Chainlink e a corrida para manter sua posição em DeFi
Chainlink está emergindo como um dos poucos projetos de grande capitalização que continua a atrair influxos de capital de longo prazo. Enquanto muitos outros ETFs de criptomoedas têm visto saídas de capital, produtos relacionados ao LINK mantiveram influxos constantes, indicando uma clara preferência dos investidores institucionais.
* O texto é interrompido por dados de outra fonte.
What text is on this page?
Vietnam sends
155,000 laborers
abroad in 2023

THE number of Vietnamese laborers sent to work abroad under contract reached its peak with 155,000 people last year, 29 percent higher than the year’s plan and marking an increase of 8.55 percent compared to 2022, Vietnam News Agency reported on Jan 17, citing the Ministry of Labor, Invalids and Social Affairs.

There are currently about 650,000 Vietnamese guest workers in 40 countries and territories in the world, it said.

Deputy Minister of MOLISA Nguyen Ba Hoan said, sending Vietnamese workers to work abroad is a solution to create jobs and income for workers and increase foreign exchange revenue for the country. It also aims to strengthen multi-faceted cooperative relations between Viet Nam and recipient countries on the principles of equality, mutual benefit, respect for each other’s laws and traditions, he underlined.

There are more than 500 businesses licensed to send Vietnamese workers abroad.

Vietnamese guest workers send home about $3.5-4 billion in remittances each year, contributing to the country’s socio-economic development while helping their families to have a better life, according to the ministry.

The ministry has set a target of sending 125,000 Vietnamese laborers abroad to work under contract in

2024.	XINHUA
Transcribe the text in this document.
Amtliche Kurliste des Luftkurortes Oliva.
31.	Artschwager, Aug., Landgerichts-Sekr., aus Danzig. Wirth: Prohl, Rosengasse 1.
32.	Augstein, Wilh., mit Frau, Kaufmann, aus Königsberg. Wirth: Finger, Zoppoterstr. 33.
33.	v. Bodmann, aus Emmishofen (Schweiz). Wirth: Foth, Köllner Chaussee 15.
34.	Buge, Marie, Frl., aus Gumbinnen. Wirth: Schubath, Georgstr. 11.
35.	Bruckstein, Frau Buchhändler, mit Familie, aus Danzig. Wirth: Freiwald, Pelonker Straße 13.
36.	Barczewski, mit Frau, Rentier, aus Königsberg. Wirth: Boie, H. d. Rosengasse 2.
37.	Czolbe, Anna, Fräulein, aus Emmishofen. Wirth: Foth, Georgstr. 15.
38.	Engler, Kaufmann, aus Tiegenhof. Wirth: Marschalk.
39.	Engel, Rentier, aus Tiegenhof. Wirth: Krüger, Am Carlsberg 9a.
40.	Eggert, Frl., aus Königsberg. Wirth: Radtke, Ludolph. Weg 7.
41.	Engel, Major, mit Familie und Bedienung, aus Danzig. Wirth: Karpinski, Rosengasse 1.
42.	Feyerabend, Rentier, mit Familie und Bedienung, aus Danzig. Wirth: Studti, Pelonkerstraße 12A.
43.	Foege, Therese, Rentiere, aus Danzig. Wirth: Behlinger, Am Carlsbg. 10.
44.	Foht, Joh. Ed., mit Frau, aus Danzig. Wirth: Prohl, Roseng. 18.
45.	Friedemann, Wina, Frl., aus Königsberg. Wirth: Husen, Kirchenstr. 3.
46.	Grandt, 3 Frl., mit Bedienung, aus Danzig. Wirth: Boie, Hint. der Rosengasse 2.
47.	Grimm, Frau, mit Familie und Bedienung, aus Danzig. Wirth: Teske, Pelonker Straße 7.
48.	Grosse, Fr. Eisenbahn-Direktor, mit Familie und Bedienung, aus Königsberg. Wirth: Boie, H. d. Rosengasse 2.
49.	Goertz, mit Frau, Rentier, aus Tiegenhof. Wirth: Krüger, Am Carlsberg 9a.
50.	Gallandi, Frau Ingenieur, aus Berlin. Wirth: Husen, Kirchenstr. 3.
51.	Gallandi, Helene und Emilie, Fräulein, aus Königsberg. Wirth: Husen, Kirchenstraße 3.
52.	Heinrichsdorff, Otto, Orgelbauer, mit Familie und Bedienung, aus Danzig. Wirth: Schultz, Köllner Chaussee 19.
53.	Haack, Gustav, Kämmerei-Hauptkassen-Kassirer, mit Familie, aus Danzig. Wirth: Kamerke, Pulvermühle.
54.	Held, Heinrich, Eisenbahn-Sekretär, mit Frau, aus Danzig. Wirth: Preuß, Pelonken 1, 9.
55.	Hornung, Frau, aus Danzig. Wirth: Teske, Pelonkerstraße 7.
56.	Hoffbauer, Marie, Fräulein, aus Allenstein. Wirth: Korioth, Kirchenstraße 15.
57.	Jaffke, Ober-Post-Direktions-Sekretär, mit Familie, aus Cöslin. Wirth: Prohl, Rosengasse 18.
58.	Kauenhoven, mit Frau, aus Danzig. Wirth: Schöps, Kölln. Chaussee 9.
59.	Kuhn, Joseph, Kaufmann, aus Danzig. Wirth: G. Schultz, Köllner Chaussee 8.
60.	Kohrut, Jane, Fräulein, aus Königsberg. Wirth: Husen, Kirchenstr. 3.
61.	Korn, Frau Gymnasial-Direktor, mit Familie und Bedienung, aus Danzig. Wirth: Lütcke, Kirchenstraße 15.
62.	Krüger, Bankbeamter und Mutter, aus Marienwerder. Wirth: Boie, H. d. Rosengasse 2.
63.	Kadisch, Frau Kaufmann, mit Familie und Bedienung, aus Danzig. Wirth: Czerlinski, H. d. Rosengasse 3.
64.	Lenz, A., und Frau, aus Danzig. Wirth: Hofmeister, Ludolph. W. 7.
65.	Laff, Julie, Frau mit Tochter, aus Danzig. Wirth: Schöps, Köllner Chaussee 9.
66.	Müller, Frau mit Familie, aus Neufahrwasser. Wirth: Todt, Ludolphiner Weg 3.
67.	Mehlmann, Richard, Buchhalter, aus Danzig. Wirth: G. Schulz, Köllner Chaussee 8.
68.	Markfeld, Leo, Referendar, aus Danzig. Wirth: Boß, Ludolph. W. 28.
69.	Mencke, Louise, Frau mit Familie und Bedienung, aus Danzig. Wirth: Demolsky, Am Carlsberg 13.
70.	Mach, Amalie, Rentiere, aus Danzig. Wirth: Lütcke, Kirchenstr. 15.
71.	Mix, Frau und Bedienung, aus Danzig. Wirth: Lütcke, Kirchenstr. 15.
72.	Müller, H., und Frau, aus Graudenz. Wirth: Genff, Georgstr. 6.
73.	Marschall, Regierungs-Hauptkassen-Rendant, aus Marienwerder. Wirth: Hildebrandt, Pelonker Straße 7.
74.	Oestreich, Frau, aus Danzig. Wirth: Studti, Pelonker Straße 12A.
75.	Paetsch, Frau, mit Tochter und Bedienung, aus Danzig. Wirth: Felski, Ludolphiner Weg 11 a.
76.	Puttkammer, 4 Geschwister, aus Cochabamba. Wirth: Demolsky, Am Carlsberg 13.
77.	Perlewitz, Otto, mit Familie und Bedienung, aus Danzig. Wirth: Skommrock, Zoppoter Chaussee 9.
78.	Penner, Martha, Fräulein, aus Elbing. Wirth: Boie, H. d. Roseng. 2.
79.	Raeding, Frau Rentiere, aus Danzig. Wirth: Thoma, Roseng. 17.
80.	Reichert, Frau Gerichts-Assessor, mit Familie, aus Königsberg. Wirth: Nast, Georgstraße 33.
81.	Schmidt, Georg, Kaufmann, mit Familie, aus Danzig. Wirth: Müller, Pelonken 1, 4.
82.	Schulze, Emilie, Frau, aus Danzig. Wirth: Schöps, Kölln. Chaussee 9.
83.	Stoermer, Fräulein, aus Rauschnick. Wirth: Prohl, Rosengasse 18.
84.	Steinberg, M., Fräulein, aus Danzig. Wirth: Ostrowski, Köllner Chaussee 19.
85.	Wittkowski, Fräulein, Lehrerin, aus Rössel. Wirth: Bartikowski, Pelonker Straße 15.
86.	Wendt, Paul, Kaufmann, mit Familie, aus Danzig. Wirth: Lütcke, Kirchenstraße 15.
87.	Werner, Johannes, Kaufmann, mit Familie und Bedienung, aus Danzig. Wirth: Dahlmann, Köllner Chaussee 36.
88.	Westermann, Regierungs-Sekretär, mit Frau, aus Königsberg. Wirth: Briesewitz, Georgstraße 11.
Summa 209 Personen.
O panorama mais amplo de DeFi também está melhorando. O valor total bloqueado (TVL) no mercado retornou a cerca de USD 170 bilhões, marcando a primeira vez desde a queda pós-2022. Essa recuperação está concentrada em segmentos principais, como stablecoins, ativos do mundo real (RWA) e infraestrutura de dados em cadeia.
Chainlink se beneficia diretamente dessa tendência. Sua participação em um consórcio de stablecoins na Coreia do Sul coloca o projeto no centro de novos fluxos de liquidez. Ao mesmo tempo, o Valor Total Garantido (TVS) da Chainlink alcançou um recorde de USD 70 bilhões, refletindo o uso no mundo real de seu sistema de oráculo em DeFi e aplicações financeiras relacionadas.
Notavelmente, os influxos de capital para o LINK parecem seletivos, em vez de impulsionados por rotações de curto prazo. Comparado a outros ativos de grande capitalização, como Ethereum ou Dogecoin, Chainlink está sendo valorizado mais altamente por seu papel de infraestrutura e base técnica.
No geral, Chainlink não é mais visto apenas como um token cíclico. Com um TVS em forte alta, integração profunda em stablecoins e uma posição clara dentro do DeFi, o LINK está reforçando seu papel como infraestrutura central, em vez de perseguir flutuações de preço de curto prazo.